New Fiscal and Banking Measures
The Romanian Government’s intention to pass an emergency ordinance under which people who loaned money from banks but whose incomes do not exceed approximately 360 Euros per month would get to pay half the monthly installment for a period of two years, under an agreement with the bank, has triggered fierce debates in Bucharest.
Corina Cristea, 13.02.2014, 15:04
Set forth as a measure aimed at supporting people with low incomes who are nonetheless good debt payers, the proposal was termed by the opposition and by President Traian Basescu as discriminatory, and the finger was pointed, among others, at the National Bank of Romania, accused of electoral bias. According to Traian Basescu, at the end of the day the beneficiaries of this measure would get to pay even more, if we think of interest rates and the extended reimbursement deadline.
Traian Basescu: “I could not believe that the Central Bank was involved in the preparation of such a program, because this is just a false aid, a trick affecting both those who will benefit it and the rest of the population. I’ve checked and indeed the idea started from within the National Bank. I want the National Bank to immediately leave this direction, in which it would be controlled by a corrupt government.”
In turn, the Central Bank has stated it has not taken any monetary policy or banking measure regarding the rescheduling of debt payments by people with incomes below the average net salary. The Bank has said it was only consulted about the project before and during the negotiations between authorities and the IMF, the European Commission and the World Bank.
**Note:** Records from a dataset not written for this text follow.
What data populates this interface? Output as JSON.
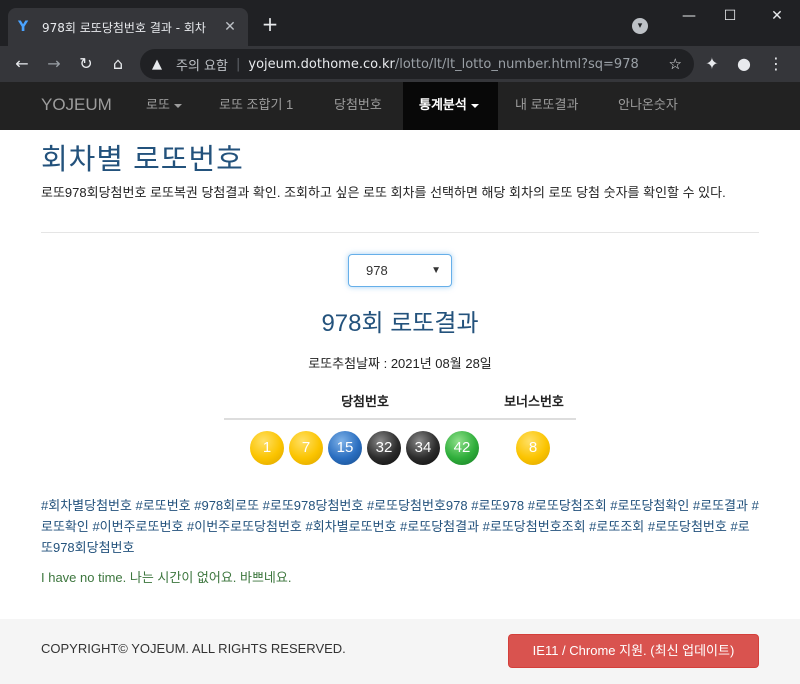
{
  "browser": {
    "tab_title": "978회 로또당첨번호 결과 - 회차",
    "favicon": "Y",
    "url_security": "주의 요함",
    "url_host": "yojeum.dothome.co.kr",
    "url_path": "/lotto/lt/lt_lotto_number.html?sq=978"
  },
  "navbar": {
    "brand": "YOJEUM",
    "items": [
      {
        "label": "로또",
        "dropdown": true
      },
      {
        "label": "로또 조합기 1"
      },
      {
        "label": "당첨번호"
      },
      {
        "label": "통계분석",
        "dropdown": true,
        "active": true
      },
      {
        "label": "내 로또결과"
      },
      {
        "label": "안나온숫자"
      }
    ]
  },
  "main": {
    "title": "회차별 로또번호",
    "description": "로또978회당첨번호 로또복권 당첨결과 확인. 조회하고 싶은 로또 회차를 선택하면 해당 회차의 로또 당첨 숫자를 확인할 수 있다.",
    "select_value": "978",
    "result_title": "978회 로또결과",
    "draw_date": "로또추첨날짜 : 2021년 08월 28일",
    "header_winning": "당첨번호",
    "header_bonus": "보너스번호",
    "winning_numbers": [
      {
        "value": "1",
        "color": "yellow"
      },
      {
        "value": "7",
        "color": "yellow"
      },
      {
        "value": "15",
        "color": "blue"
      },
      {
        "value": "32",
        "color": "black"
      },
      {
        "value": "34",
        "color": "black"
      },
      {
        "value": "42",
        "color": "green"
      }
    ],
    "bonus_number": {
      "value": "8",
      "color": "yellow"
    },
    "tags": "#회차별당첨번호 #로또번호 #978회로또 #로또978당첨번호 #로또당첨번호978 #로또978 #로또당첨조회 #로또당첨확인 #로또결과 #로또확인 #이번주로또번호 #이번주로또당첨번호 #회차별로또번호 #로또당첨결과 #로또당첨번호조회 #로또조회 #로또당첨번호 #로또978회당첨번호",
    "note": "I have no time. 나는 시간이 없어요. 바쁘네요."
  },
  "footer": {
    "copyright": "COPYRIGHT© YOJEUM. ALL RIGHTS RESERVED.",
    "button": "IE11 / Chrome 지원. (최신 업데이트)"
  },
  "colors": {
    "link": "#23527c",
    "navbar_bg": "#222222",
    "footer_button": "#d9534f"
  }
}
Prime Minister Ponta too was quick to respond to President Basescu’s accusations: “The National Bank is one of the very few institutions in Romania that have earned respect for their professionalism, lack of bias and dedication for the public and national interest. We congratulate the National Bank, and we wish them good luck in their efforts towards ensuring Romania’s stability, irrespective of political changes.”
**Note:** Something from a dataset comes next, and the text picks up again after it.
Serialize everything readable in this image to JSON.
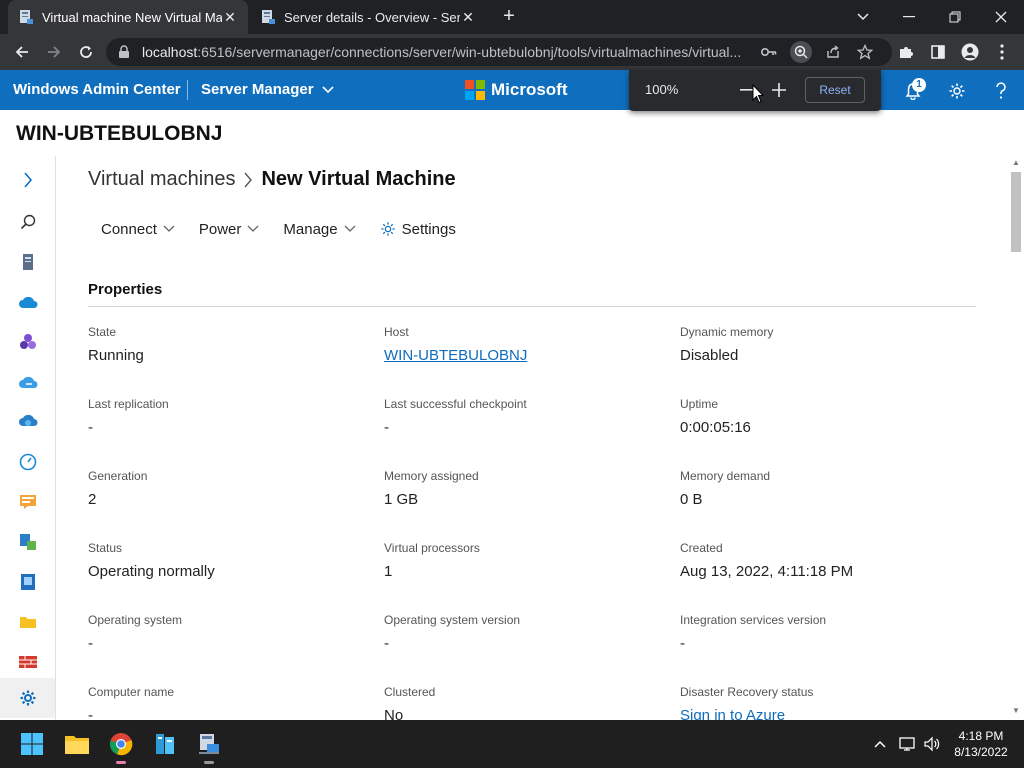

Decision makers in Romania would also like to replace the 16% flat tax with a progressive income tax, in three stages, a measure included in the Government’s fiscal and budgetary strategy for the 2014-2016 timeframe. Lower salaries would be taxed by 8 or 12 %. For the rest, the 16% tax would be maintained. Business people say that at a first glance this differentiation could have positive effects, because it would trigger an increase in consumption among the poor population.